Friday 3rd of May 2013

Furthermore, MiIF traded at 61 cts yesterday. Buying into MiIF prior to ex entitlement gives you the following advantages

1) encash near to 46 cts in value (by conservative estimates depending on offer price)

2) remaining assets distributes in a very bad scenario 1.5cts a year. For a 15cts counter, that's rather decent

3) direct involvement into a high profile IPO without the need to ballot (APTT units option). Helps even more with low yield environment and a proxy like starhub trading at such dividend yields level.

Don't agree that you should take MIIF out of your div stock picker now as it is in a rather sweet spot.


Friday 3rd of May 2013

Don't mind my bluntness but your call here is rather limp

1) Failing to sell at higher prices - the business is worthed more than a billion, illiquid and unlisted. There are not many that can fund such an acquisition and of course would take the chance to slash the price. Soros is buying, he was right about the GBP and the yen recently and more. You want to be contrarian against him instead?

2) In losses from 2010 to 2012 - you should go check out what the interest and financing costs is about before commenting on this. Like what JR said... Some accounting knowledge would be good here.

3) Net Debt to Assets Ratio - Starhub is nearly insolvent by your standards. It's the nature of this industry. Enough said.

4) FCF - not sure what your driving at here but absolute figures are meaningless, either do a percentage or per share basis.

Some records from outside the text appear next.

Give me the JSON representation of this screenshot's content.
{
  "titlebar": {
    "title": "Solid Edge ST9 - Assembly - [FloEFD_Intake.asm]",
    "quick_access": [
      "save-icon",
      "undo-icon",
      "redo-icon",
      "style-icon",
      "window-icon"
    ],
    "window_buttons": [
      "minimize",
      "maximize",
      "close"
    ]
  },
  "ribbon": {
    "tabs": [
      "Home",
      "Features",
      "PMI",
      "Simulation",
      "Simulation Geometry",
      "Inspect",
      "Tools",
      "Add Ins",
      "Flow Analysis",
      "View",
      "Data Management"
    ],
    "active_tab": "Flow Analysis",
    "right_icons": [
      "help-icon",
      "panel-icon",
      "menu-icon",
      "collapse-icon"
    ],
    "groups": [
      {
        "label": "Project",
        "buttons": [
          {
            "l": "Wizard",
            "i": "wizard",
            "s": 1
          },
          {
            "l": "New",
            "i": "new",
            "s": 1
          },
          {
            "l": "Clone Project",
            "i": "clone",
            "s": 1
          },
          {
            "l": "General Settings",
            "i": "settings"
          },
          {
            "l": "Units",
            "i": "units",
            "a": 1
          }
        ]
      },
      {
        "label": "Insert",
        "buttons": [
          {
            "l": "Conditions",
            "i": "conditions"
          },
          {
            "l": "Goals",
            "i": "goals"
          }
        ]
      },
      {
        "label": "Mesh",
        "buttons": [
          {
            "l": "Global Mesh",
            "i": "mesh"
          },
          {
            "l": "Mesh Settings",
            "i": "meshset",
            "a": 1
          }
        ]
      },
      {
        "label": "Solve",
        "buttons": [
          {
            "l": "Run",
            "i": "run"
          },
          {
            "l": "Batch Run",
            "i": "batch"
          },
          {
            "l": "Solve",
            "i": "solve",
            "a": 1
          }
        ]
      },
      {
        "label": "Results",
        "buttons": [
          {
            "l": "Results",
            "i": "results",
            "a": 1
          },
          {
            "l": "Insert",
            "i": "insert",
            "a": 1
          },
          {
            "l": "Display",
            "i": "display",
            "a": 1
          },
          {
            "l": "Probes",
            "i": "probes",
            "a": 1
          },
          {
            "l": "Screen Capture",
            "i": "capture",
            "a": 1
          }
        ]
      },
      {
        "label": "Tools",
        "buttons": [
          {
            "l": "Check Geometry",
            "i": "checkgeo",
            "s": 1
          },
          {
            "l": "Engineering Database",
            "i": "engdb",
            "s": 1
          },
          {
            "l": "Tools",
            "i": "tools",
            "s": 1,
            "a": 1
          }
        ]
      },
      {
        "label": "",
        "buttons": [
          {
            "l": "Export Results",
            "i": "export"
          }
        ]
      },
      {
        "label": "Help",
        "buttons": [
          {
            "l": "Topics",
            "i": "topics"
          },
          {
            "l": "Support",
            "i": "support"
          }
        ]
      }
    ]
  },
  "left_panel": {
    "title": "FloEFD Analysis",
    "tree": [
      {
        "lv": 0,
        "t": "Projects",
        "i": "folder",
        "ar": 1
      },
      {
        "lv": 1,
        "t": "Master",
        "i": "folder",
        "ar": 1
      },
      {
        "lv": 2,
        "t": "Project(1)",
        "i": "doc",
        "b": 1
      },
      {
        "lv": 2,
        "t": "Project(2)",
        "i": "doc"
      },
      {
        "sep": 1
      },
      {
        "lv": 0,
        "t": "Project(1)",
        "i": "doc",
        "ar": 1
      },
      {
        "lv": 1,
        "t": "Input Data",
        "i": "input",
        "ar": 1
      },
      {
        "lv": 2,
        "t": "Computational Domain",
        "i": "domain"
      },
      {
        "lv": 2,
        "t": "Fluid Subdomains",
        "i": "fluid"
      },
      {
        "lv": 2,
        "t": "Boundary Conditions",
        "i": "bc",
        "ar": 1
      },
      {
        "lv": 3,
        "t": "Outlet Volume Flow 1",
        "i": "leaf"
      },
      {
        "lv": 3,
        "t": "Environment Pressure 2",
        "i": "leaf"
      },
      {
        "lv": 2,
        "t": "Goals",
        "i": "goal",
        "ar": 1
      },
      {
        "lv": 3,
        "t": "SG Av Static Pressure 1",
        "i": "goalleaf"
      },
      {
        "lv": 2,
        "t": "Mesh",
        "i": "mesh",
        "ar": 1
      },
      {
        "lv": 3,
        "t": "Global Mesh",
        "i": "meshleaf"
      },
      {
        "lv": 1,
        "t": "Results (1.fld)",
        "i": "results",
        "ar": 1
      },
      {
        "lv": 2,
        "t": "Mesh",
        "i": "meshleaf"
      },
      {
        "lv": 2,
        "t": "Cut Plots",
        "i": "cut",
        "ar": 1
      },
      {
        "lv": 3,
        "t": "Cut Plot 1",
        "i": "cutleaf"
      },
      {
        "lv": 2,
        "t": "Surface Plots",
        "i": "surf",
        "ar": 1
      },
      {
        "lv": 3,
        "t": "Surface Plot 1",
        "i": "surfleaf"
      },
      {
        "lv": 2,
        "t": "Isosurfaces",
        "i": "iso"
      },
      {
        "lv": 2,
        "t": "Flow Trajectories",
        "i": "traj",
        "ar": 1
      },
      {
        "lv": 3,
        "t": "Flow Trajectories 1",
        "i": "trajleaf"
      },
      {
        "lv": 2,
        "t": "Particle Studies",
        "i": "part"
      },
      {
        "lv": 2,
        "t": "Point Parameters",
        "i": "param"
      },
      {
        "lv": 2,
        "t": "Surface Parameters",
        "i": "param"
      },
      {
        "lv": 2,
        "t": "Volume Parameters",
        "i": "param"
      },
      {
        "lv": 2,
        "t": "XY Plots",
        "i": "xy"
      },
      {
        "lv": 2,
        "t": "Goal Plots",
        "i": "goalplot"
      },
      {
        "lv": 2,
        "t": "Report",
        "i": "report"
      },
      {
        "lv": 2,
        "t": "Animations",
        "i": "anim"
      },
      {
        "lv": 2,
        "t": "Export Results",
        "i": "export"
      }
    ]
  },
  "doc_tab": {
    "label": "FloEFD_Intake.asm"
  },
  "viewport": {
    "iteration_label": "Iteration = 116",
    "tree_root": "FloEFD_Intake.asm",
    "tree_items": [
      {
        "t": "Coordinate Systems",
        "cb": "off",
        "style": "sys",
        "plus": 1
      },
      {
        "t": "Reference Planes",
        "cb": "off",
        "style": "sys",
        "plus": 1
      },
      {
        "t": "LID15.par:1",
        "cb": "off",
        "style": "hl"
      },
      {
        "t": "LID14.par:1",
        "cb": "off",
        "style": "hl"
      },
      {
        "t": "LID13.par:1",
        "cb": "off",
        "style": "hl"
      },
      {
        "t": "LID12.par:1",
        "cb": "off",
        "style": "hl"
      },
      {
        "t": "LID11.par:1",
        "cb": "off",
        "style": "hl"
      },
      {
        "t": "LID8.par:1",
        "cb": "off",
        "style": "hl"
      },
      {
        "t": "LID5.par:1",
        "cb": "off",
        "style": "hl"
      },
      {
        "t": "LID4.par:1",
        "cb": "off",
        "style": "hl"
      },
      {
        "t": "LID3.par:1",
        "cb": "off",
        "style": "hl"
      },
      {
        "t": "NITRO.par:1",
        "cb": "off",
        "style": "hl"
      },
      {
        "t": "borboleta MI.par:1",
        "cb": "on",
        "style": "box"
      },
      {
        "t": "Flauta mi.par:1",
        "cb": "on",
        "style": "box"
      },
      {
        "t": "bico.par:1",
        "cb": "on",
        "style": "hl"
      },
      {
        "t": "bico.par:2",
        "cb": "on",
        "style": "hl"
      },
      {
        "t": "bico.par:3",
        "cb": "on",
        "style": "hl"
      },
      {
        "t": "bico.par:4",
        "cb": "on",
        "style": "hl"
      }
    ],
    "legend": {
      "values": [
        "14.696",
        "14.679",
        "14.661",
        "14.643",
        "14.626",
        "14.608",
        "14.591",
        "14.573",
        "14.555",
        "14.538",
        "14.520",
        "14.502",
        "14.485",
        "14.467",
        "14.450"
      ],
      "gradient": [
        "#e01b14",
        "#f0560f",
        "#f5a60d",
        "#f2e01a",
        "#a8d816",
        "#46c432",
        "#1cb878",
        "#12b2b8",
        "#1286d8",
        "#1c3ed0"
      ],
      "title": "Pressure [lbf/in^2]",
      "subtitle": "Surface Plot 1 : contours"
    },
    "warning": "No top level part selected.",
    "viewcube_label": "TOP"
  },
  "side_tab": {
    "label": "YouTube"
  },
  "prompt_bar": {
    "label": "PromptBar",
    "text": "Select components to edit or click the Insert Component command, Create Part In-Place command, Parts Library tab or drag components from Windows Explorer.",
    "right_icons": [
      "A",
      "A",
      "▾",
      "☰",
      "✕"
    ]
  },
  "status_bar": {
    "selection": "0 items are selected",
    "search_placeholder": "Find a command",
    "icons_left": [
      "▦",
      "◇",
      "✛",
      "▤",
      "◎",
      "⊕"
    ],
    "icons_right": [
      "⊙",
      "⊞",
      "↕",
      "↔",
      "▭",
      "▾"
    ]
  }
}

Only point I agree with you is the MiIF management.


Friday 3rd of May 2013

Btw, I still don't get what is the issue with the high financing cost and accounting knowledge. I am not an accounts train person, unless you are telling me that is not the be all end all


Friday 3rd of May 2013

Hi tissot,

Thanks and you are right on all accounts, but I will still see this through as a bias proposition.

The management is enough to put me off. Further, I did not look thoroughly the prospectus. The past history is more of a note to myself. For no times did I say the large debt is a big consideration.

That was error on my end.

Was 1.5 cents a conservative estimate. I would think it's closer to 1.8. Still a good deal.

There is a thing about quantum fund and prudential (who most of the time looks to make a right move from my observation).


Thursday 2nd of May 2013

Hi hi. could the reason why nobody is willing to pay for the TBC is because they are demanding a higher return than the 8.25-9% yield offered? One reason could be because of the liquidity premium of being a unlisted asset, and private equity firms might require 15% to over 20% returns before they might want to invest in the asset. Companies with an ROI target of above 15% wouldnt touch the asset either.


Thursday 2nd of May 2013

hi I0nEr, possible, but they could have shopped it to other telecoms in the region. If the ROA or ROIC is that appealing it would have been snagged.


Thursday 2nd of May 2013

You should get yourself some accounting knowledge before you comment this. Your call is rather shallow.